If you're used to picking up a pound of mandarin oranges for less than $3, this headline might have left your head spinning (via Produce Market Guide). However, fruit has a very different cultural and economic value in Japan, especially when compared to Western countries. According to Soyeon Shim, dean of the School of Human Ecology at the University of Wisconsin-Madison, fruit plays a very different role in Asian culture and Japanese culture specifically. "Fruit purchase and consumption are tied to social and cultural practices. It is not only an important part of their diet, but, perhaps more importantly, fruit is considered a luxury item and plays an important and elaborate ritual part in Japan's extensive gift-giving practices," Shim told CNN.

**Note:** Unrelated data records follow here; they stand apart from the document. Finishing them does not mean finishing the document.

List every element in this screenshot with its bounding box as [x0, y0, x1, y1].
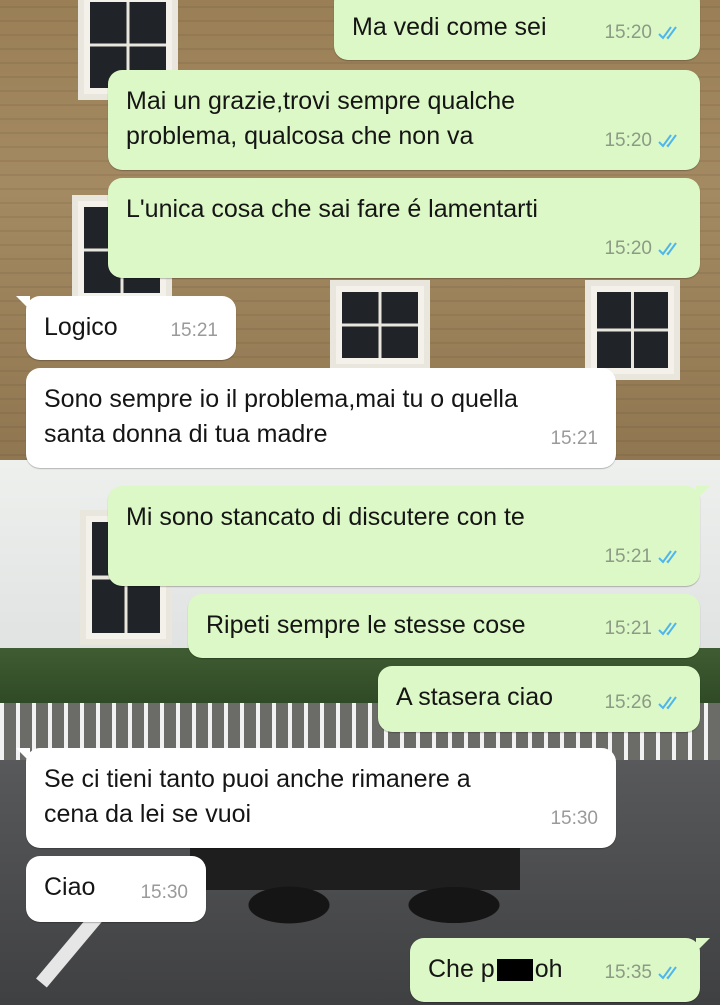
message-text: L'unica cosa che sai fare é lamentarti [126, 195, 538, 223]
message-time: 15:35 [604, 962, 652, 983]
message-text: Se ci tieni tanto puoi anche rimanere a … [44, 765, 471, 828]
message-time: 15:21 [550, 428, 598, 449]
double-check-icon [658, 133, 677, 148]
double-check-icon [658, 695, 677, 710]
message-bubble-outgoing[interactable]: Mi sono stancato di discutere con te 15:… [108, 486, 710, 586]
message-bubble-outgoing[interactable]: L'unica cosa che sai fare é lamentarti 1… [108, 178, 700, 278]
double-check-icon [658, 549, 677, 564]
message-bubble-outgoing[interactable]: Ripeti sempre le stesse cose 15:21 [188, 594, 700, 658]
double-check-icon [658, 241, 677, 256]
message-bubble-outgoing[interactable]: Ma vedi come sei 15:20 [334, 0, 700, 60]
message-text-before: Che p [428, 955, 495, 983]
message-time: 15:20 [604, 22, 652, 43]
message-text: Sono sempre io il problema,mai tu o quel… [44, 385, 518, 448]
message-bubble-outgoing[interactable]: A stasera ciao 15:26 [378, 666, 700, 732]
message-time: 15:26 [604, 692, 652, 713]
message-time: 15:20 [604, 130, 652, 151]
message-meta: 15:20 [604, 231, 682, 266]
wallpaper-window [585, 280, 680, 380]
message-meta: 15:30 [550, 801, 598, 836]
censor-bar [496, 959, 533, 982]
message-text: Mai un grazie,trovi sempre qualche probl… [126, 87, 516, 150]
double-check-icon [658, 25, 677, 40]
message-bubble-outgoing[interactable]: Mai un grazie,trovi sempre qualche probl… [108, 70, 700, 170]
message-bubble-incoming[interactable]: Ciao 15:30 [26, 856, 206, 922]
message-time: 15:20 [604, 238, 652, 259]
message-bubble-incoming[interactable]: Sono sempre io il problema,mai tu o quel… [26, 368, 616, 468]
message-meta: 15:21 [604, 611, 682, 646]
message-bubble-incoming[interactable]: Logico 15:21 [16, 296, 236, 360]
message-time: 15:30 [140, 882, 188, 903]
message-meta: 15:20 [604, 123, 682, 158]
message-meta: 15:21 [604, 539, 682, 574]
message-text-after: oh [534, 955, 563, 983]
message-text: Mi sono stancato di discutere con te [126, 503, 525, 531]
message-meta: 15:35 [604, 955, 682, 990]
message-time: 15:30 [550, 808, 598, 829]
message-time: 15:21 [604, 618, 652, 639]
message-time: 15:21 [170, 320, 218, 341]
message-meta: 15:30 [140, 875, 188, 910]
message-bubble-incoming[interactable]: Se ci tieni tanto puoi anche rimanere a … [16, 748, 616, 848]
message-time: 15:21 [604, 546, 652, 567]
message-meta: 15:21 [170, 313, 218, 348]
message-meta: 15:21 [550, 421, 598, 456]
message-meta: 15:20 [604, 15, 682, 50]
wallpaper-window [330, 280, 430, 370]
double-check-icon [658, 965, 677, 980]
message-bubble-outgoing[interactable]: Che p oh 15:35 [410, 938, 710, 1002]
double-check-icon [658, 621, 677, 636]
message-meta: 15:26 [604, 685, 682, 720]
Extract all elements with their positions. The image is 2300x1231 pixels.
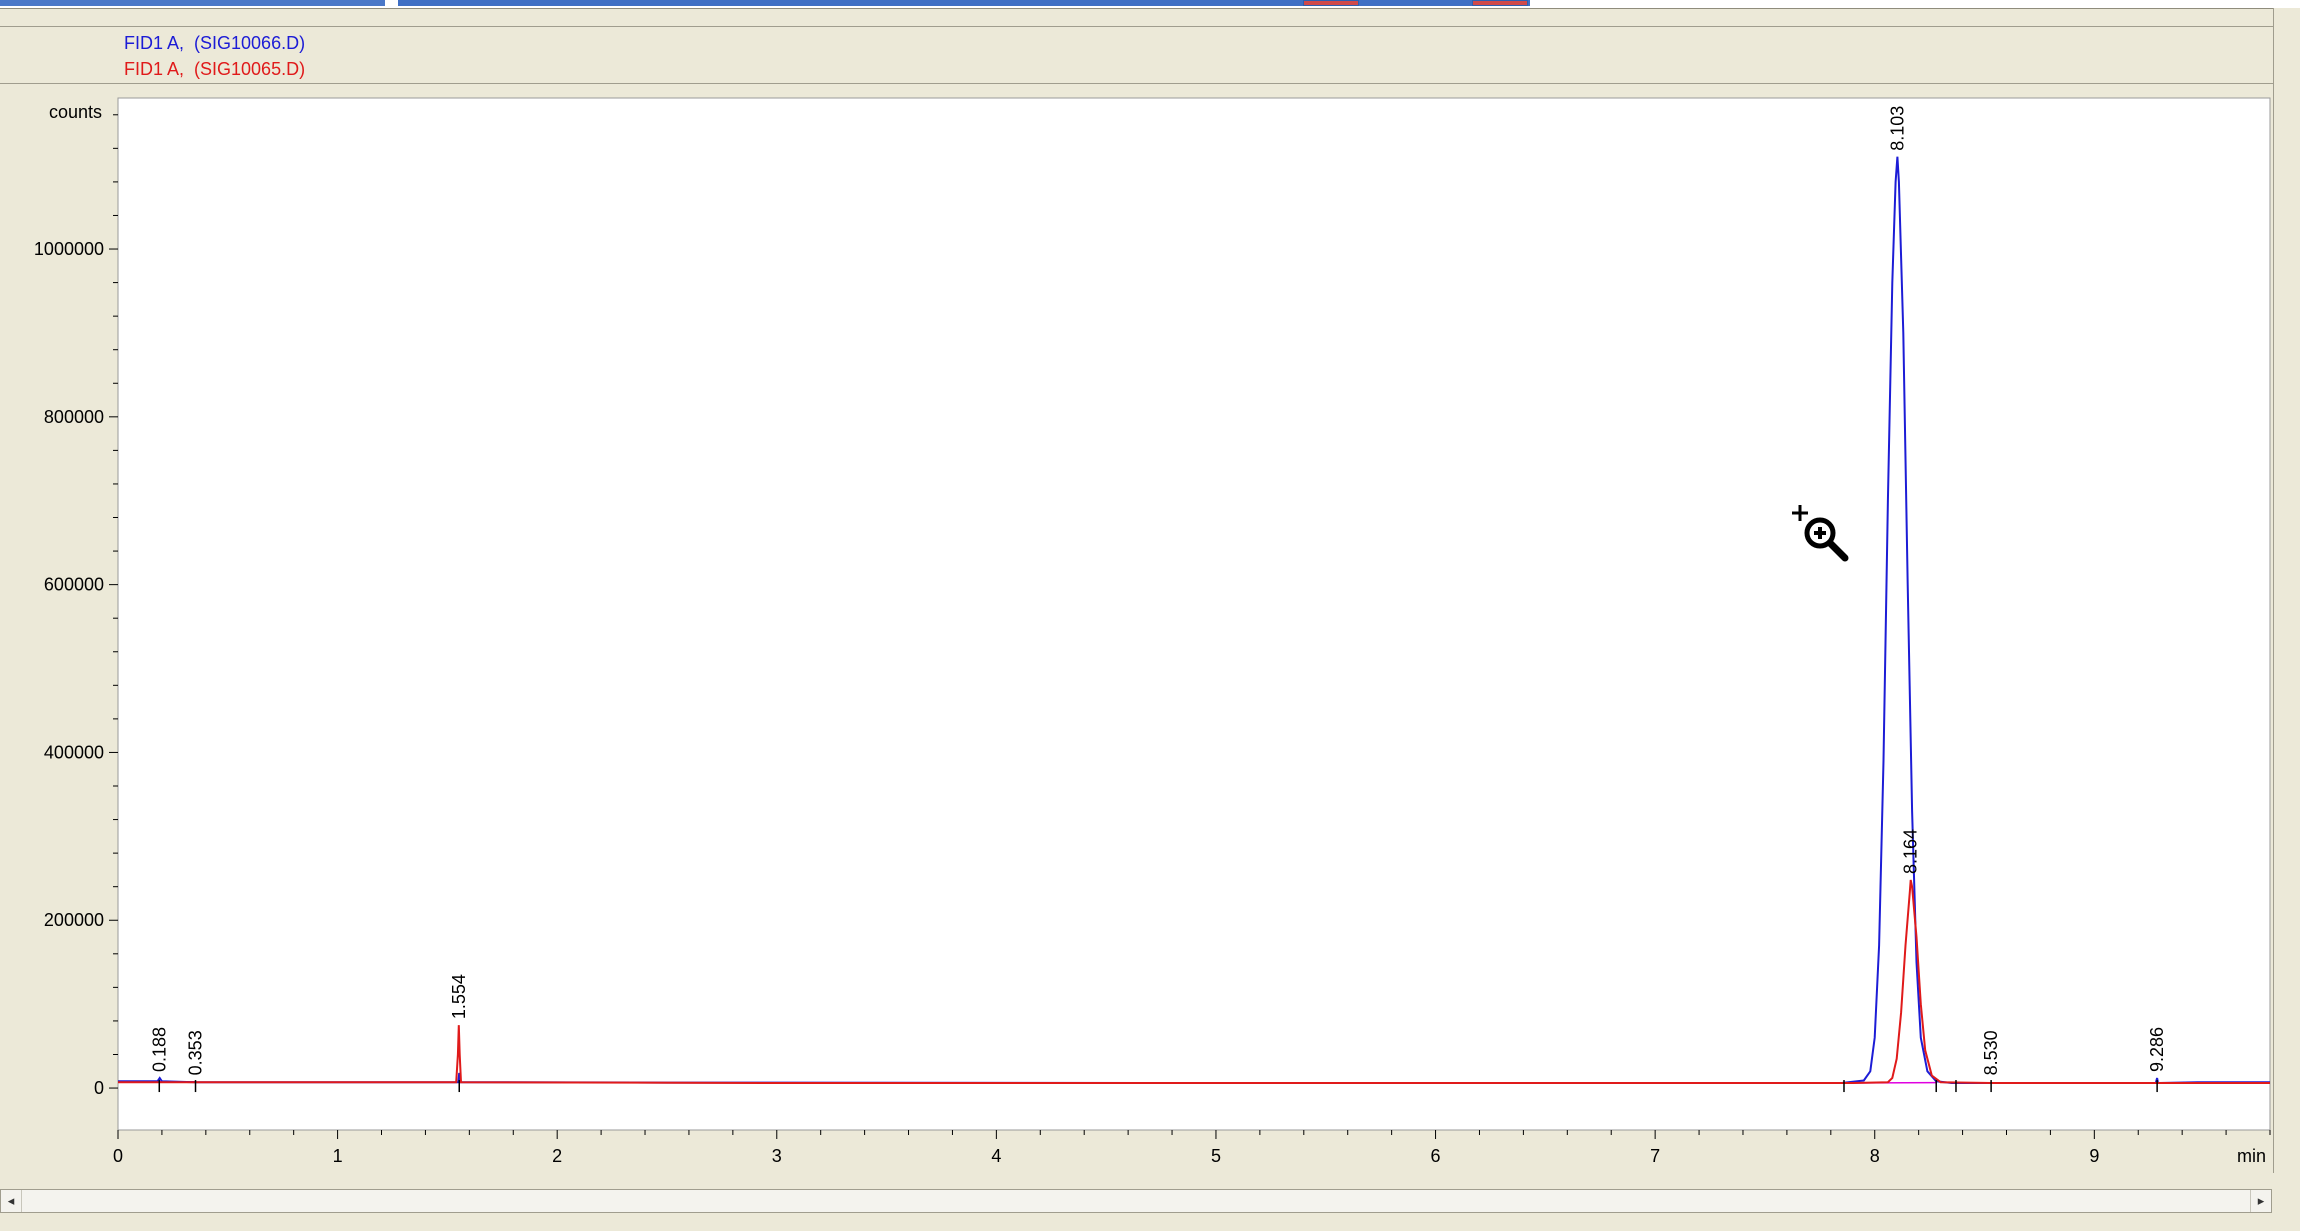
y-tick-label: 800000 (44, 407, 104, 427)
y-tick-label: 1000000 (34, 239, 104, 259)
separator (0, 8, 2280, 9)
legend-entry-signal-1[interactable]: FID1 A, (SIG10066.D) (124, 33, 305, 54)
y-tick-label: 600000 (44, 575, 104, 595)
y-axis-label: counts (49, 102, 102, 122)
title-bar-right (398, 0, 1530, 6)
scroll-left-button[interactable]: ◂ (1, 1190, 22, 1212)
x-tick-label: 4 (991, 1146, 1001, 1166)
plot-area (117, 97, 2271, 1131)
x-tick-label: 1 (333, 1146, 343, 1166)
right-edge-panel (2273, 8, 2300, 1173)
signal-color-swatch-1[interactable] (1303, 0, 1359, 6)
x-tick-label: 5 (1211, 1146, 1221, 1166)
y-tick-label: 200000 (44, 910, 104, 930)
x-tick-label: 2 (552, 1146, 562, 1166)
x-tick-label: 9 (2089, 1146, 2099, 1166)
peak-label: 9.286 (2147, 1027, 2167, 1072)
x-tick-label: 7 (1650, 1146, 1660, 1166)
peak-label: 0.188 (149, 1027, 169, 1072)
x-axis-label: min (2237, 1146, 2266, 1166)
title-bar-left (0, 0, 385, 6)
peak-label: 8.530 (1981, 1030, 2001, 1075)
zoom-in-cursor-icon (1790, 503, 1852, 565)
x-tick-label: 6 (1431, 1146, 1441, 1166)
peak-label: 0.353 (186, 1030, 206, 1075)
x-tick-label: 8 (1870, 1146, 1880, 1166)
peak-label: 8.103 (1887, 106, 1907, 151)
peak-label: 8.164 (1901, 829, 1921, 874)
signal-color-swatch-2[interactable] (1472, 0, 1528, 6)
status-area (0, 1213, 2300, 1231)
chromatogram-plot-panel[interactable]: 0 200000 400000 600000 800000 1000000 counts 0 1… (0, 93, 2273, 1171)
y-tick-label: 0 (94, 1078, 104, 1098)
signal-legend-panel: FID1 A, (SIG10066.D) FID1 A, (SIG10065.D… (0, 26, 2273, 84)
chromatogram-chart[interactable]: 0 200000 400000 600000 800000 1000000 counts 0 1… (0, 93, 2273, 1171)
x-tick-label: 3 (772, 1146, 782, 1166)
y-tick-label: 400000 (44, 742, 104, 762)
window-top-strip (0, 0, 2300, 8)
peak-label: 1.554 (449, 974, 469, 1019)
x-tick-label: 0 (113, 1146, 123, 1166)
scroll-right-button[interactable]: ▸ (2250, 1190, 2271, 1212)
legend-entry-signal-2[interactable]: FID1 A, (SIG10065.D) (124, 59, 305, 80)
horizontal-scrollbar[interactable]: ◂ ▸ (0, 1189, 2272, 1213)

Hopefully, this gives you some sense of how a single crate of 100 mandarin oranges managed to sell for one million yen, or about $9,600 this week. First of all, these oranges, also known as mikan, are the first of the season to be sold from the famous Ehime prefecture on the island of Shikoku in southern Japan. The fruit from this region is renowned for its sweet, rich flavors, easy-to-peel skin, and melt-in-the-mouth texture; think of them as the Tesla of oranges. Their secret? The leading brand, Hinomaru, uses plants that receive extra light because the sun is not only shining from above but also being reflected by the sea and nearby stone walls. But this isn't the first time they've sold for such a high price.

The history of Hinomaru mikan

While the typical price for Hinomaru's mikan is about $75 for 10 kilograms (roughly 22 pounds), they're far from the most expensive citrus in Japan. In fact, the current record price for mandarin oranges in Japan is almost $1,000 apiece, according to Nippon. Part of what makes these fruits so expensive is basic economics: limited supply and high demand. Only about 100 farmers work in the Nishiuwa area of Japan, producing this type of mandarin orange, which should give you a sense of how small the farms are. It was expected that the COVID-19 pandemic would have a greater impact on this year's first auction of the season, according to Shin Asai, from JA Nishiuwa's sales department, however, this did not turn out to be the case (via CNN).

Instead, the orange auction seems to have gone off without a hitch, more than serving its purposes of creating media buzz for the start of the fruit season and affirming the quality of this year's mandarin orange harvest. The identity of the winning bidder hasn't been made public, but likely will be within a few days.